Il narratore è stupefatto. E attirato. Affascinato. Cerca di entrare in contatto, quando il bambino ha un po’ di tempo libero. Riesce a fare amicizia, a farsi raccontare la sua storia di emarginato, di bambino scarsamente abile, tonto quasi, eppure così tenace, così assolutamente ostinato, fino alla rabbia.

Noi lettori sappiamo. Perché Moresco mette i codici, i segni. Sappiamo, perché l’ha rivelato lui stesso, che è tutto vero. Ha veramente trascorso un periodo in totale isolamento in una casa tra i boschi, in montagna. Ha veramente incontrato quella sorta di hellhound con le gambe spezzate, che l’ha seguito fino a casa. Sappiamo che c’è un rapporto stretto tra l’uomo e il bambino morto. Che il confine tra la vita e la morte è più stretto di quanto non sembri. Che prima o poi troverà il punto di unione, mentre il racconto marcia spedito verso il suo finale.
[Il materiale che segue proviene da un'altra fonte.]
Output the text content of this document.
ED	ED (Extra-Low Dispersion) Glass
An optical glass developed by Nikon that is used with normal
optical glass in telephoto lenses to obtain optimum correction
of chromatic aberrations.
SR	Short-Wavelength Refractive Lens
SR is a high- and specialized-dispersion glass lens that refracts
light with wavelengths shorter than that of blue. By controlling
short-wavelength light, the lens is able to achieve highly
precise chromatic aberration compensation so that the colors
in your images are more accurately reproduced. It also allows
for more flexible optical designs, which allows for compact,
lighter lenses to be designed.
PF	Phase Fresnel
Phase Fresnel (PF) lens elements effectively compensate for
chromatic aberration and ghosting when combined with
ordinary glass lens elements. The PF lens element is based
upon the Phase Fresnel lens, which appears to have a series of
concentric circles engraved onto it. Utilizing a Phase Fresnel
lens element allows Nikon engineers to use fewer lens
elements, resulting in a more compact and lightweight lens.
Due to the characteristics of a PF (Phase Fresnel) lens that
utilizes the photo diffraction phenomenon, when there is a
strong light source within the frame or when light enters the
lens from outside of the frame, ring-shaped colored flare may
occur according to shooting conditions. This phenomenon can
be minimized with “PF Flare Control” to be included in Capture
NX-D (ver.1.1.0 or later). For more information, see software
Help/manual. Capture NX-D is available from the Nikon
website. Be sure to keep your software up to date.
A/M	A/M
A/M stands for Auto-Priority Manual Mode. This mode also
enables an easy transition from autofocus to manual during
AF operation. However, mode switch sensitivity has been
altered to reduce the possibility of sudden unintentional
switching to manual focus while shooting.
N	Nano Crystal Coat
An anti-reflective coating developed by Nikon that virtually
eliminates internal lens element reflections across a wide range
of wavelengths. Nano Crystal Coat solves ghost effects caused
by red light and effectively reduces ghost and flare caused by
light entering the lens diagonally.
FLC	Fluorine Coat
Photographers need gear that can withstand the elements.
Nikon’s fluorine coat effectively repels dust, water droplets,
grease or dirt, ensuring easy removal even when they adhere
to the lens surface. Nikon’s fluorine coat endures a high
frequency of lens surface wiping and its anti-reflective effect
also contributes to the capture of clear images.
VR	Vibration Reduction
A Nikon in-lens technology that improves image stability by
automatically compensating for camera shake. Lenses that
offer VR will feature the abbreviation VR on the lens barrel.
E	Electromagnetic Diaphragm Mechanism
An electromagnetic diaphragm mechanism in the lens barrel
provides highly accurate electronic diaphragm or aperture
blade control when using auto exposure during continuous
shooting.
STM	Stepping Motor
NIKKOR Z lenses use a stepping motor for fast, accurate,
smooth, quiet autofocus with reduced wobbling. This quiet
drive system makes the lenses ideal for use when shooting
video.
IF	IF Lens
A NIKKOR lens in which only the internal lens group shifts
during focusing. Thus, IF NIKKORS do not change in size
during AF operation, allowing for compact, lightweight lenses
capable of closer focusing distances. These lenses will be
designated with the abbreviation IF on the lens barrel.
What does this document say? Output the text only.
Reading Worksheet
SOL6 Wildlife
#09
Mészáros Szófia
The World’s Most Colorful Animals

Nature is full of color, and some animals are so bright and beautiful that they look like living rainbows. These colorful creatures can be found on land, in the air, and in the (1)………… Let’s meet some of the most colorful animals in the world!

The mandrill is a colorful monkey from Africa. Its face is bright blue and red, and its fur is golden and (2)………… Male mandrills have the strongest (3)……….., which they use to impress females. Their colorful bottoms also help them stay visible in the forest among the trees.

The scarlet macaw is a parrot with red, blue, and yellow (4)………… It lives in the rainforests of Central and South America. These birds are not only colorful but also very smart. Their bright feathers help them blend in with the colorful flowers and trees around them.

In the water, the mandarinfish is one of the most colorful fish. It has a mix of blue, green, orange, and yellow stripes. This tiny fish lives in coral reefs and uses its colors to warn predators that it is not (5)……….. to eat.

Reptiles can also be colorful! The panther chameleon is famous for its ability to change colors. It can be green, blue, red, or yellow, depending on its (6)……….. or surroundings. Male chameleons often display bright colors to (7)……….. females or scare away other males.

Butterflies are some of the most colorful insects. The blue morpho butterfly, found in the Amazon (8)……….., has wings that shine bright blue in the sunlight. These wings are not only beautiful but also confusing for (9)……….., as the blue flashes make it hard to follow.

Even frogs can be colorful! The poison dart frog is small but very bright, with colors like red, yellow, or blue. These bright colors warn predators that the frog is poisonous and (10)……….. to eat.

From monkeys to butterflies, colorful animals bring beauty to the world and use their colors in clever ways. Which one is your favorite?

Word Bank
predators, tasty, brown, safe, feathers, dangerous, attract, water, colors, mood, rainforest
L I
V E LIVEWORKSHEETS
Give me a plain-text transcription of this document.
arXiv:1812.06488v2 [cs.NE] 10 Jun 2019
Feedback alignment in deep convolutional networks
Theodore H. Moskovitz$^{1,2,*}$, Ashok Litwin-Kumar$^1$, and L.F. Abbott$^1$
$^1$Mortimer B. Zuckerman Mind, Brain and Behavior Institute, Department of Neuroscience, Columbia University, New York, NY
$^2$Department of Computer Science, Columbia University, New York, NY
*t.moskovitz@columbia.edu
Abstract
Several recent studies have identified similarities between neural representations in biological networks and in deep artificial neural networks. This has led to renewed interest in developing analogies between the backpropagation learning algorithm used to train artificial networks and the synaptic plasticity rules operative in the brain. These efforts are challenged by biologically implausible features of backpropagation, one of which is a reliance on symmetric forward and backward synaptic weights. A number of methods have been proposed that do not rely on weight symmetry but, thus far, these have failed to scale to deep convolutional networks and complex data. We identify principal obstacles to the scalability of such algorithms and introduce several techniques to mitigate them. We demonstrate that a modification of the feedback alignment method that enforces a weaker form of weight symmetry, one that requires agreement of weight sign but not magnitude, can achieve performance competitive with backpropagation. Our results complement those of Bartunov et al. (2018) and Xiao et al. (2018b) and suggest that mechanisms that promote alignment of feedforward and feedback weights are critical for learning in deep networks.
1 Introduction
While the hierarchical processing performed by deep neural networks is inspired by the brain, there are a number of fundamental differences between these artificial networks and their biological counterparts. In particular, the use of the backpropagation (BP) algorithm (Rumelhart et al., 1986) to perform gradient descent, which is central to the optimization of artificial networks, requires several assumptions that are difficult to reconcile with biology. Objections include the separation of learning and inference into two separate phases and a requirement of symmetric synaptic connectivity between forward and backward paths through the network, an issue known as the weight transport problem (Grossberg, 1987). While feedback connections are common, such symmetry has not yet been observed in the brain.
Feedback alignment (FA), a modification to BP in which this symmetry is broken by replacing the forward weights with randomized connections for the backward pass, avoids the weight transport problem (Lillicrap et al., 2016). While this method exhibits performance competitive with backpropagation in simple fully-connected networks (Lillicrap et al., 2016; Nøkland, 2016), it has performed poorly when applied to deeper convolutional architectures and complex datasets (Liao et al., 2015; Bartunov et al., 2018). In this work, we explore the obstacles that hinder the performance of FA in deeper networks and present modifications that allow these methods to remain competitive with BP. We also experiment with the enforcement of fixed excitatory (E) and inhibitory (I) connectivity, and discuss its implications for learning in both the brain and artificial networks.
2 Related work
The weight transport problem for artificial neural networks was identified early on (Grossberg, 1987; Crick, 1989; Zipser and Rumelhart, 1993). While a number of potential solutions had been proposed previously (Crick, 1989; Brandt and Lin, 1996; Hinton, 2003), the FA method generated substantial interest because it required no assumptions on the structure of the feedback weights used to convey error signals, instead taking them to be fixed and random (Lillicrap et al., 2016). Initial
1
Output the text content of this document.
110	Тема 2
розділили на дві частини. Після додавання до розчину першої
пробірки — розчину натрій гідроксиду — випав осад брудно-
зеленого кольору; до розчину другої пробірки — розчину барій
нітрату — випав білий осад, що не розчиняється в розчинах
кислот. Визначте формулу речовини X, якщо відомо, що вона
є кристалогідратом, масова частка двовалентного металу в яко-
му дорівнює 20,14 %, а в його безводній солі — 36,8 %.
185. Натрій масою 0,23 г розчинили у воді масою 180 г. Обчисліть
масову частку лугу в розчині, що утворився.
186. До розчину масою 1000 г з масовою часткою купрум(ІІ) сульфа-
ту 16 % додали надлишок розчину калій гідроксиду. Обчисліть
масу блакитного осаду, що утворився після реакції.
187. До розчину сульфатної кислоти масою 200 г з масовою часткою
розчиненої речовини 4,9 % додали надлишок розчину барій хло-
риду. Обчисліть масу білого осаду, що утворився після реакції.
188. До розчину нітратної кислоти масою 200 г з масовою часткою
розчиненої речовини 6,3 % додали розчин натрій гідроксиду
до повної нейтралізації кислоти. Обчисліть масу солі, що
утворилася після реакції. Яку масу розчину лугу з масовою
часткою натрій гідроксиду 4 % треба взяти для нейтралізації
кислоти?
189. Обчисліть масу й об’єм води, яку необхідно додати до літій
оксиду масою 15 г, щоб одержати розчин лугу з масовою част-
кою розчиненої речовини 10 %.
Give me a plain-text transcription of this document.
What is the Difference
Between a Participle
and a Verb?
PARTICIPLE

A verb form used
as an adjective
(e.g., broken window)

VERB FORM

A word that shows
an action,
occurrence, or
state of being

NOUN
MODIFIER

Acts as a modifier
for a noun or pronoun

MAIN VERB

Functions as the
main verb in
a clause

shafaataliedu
Un finale che ha stupito, e spiazzato, più di un lettore. Forse perché è duro da accettare. E’ complicato. E’ ancestrale. Perché ci obbliga a prendere in considerazione che quell’esplosione di vita furiosa, sotterranea, alata, vegetale, che circonda e avvolge i due personaggi, e non cessa di stupire, e forse di spaventare l’uomo, mentre il bambino sembra farne parte, come le rondini e le lucciole, ingloba anche la morte. Proprio come la scrittura si fonde con le pietre, i rampicanti, gli insetti, le volpi, la morte si intreccia con la vita.

La morte della storia, attraverso l’uomo, il narratore.
Ammesso che un tempo, nel suo tempo perduto di bambino, sia mai stato davvero vivo.